Sunday, October 31, 2010

Fall break, part two.


City number two: Treviso, Italy.

Canals in Treviso.

A lot of memorable moments in Treviso… such as renting a car.  But I’ll get to that story in a second.  First of all, we arrived in Treviso on Sunday afternoon, touching down in the rain.  It had been warm and sunny when we left Romania, so the change in weather was a little disappointing, but still… it was Italy!  Julie and I just about freaked when it suddenly hit us where we were.  We were picked up and brought to our hostel by the owner; the room we’d booked ended up being more of a little apartment for the five of us, which was nice.  We explored the city that evening (and ate pizza [mine had eggplant and mushrooms and tomatoes and zucchini and it was awesome] and gelato [welcome to Italy!]), and walked back in the rain, trying to avoid stepping on these huge, nasty slugs that suddenly appeared everywhere.  (I crunched one and squealed, I was so surprised…)

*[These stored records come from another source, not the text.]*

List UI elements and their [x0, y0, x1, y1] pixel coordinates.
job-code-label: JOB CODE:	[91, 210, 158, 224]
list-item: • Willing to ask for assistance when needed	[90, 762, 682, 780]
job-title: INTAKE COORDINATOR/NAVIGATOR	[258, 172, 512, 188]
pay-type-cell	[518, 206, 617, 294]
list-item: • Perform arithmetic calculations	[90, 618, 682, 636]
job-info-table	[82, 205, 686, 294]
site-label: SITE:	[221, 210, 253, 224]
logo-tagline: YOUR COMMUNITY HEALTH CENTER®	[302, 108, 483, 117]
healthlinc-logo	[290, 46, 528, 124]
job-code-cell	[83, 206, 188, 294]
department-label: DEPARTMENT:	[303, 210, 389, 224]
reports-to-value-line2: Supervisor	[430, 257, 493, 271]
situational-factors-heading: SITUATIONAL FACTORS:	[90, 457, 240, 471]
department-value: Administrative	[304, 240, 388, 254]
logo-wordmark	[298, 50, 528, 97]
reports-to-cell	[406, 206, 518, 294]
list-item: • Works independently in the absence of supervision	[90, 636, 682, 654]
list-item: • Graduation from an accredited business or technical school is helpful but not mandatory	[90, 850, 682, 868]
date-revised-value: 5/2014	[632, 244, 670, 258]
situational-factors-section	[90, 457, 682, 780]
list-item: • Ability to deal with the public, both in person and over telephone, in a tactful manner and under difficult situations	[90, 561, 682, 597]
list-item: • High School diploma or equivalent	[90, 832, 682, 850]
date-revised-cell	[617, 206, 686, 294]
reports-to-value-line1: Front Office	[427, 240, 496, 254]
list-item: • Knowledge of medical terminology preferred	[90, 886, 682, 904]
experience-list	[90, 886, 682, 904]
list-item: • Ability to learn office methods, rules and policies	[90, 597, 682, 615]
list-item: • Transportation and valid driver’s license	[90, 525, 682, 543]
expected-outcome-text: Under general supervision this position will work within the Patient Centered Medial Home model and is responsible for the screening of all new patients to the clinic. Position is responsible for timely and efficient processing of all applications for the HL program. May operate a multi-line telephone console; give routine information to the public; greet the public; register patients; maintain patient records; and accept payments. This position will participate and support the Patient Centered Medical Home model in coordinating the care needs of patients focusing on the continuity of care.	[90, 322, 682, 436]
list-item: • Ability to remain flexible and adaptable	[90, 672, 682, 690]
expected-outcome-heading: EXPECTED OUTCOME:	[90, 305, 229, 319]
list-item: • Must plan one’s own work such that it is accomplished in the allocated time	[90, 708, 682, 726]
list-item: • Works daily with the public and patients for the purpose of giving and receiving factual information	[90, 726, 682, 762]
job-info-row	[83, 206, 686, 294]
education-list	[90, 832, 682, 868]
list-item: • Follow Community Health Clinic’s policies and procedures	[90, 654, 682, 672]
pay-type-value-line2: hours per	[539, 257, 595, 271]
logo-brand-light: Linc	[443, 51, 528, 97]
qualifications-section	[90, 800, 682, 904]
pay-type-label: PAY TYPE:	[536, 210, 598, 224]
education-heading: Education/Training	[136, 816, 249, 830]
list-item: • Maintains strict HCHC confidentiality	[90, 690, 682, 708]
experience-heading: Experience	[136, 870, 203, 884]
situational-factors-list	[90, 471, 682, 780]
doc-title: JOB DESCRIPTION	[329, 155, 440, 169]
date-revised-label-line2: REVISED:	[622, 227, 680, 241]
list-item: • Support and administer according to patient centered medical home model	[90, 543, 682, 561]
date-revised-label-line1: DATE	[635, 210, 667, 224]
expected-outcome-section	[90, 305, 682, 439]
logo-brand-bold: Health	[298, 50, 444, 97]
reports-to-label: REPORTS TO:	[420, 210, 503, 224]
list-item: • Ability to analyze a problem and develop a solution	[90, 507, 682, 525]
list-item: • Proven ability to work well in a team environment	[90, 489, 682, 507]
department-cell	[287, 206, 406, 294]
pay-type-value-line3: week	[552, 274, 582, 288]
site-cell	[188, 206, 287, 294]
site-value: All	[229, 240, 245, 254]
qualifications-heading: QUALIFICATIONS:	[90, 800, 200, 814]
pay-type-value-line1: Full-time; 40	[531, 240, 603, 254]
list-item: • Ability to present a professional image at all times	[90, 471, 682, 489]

A rainy night leaving the city center.

Then at about 10 Monday morning, Julie and Marit and I were picked up at our hostel by a friend of the owner, and were brought to the airport so we could pick up the car Marit had reserved for our grand road trip around Italy.  It was pouring rain, and the woman driving us didn't speak anything but Italian, but if I spoke slowly in Spanish and she spoke slowly in Italian, we could communicate well enough to figure out where we were supposed to leave the keys to the room, etc.   So eventually the three of us arrived at the airport and headed to the Budget desk.  Our first issue was that Marit hadn't printed out the correct forms--well, she printed one copy of them, but it printed so small you had to use a magnifying glass to read it--but that was the only copy she had, so we sheepishly offered that to the lady.  Thankfully she was a good sport and took it anyway.  (Whew.)  Then, Marit didn't have enough money on her credit card to back up the purchase, so Julie had to pay, but Julie had left her passport at the hostel, and neither card would work, and technically only the person who made the reservation can pay, and on and on and on... so for a good half-hour the poor lady working at the desk had to bend rules and call people and bend over backwards to help us out.  But eventually everything was miraculously resolved (I stood there helplessly praying the whole time, so I'm really attributing it to the miraculous).  We got a key and a license plate number and walked out to the lot.  It was still pouring rain, and my umbrella is really small, so by the time we had walked the quarter-mile to the parking lot to find our car, we were all pretty wet.  We started looking... and looking... and looking... it wasn't in the lot.  Anywhere.  So there we stood, water dripping off us, slightly miserable and praying for a solution... ugh.  We had just decided to head back to the rental desk and ask the woman about it, when we looked up and saw a person arrive in the lot on bicycle.  It was the lady from the rental desk!  She asked us if we'd found it (uh, no) and helped us look; when she determined it wasn't there she loaded us all in her personal car and drove us a good few miles away to the place they clean out the cars once they're returned--nowhere near the airport.  It was there!  We almost kissed the car, we were so glad to see it--and I really would have given the woman a bear hug if I could have.  I think God chose to put an angel at the Budget desk this morning.

God kept showing up on this trip, providing for us in really tangible ways: our hostels working out, finding cheap and delicious places to eat, providing someone who speaks English at just the point where we really need help, etc.  I guess I had forgotten that God answers prayers really concretely--or I had forgotten until the rental car lady showed up on a bicycle in the pouring rain this morning.  I don't think I'll forget again soon.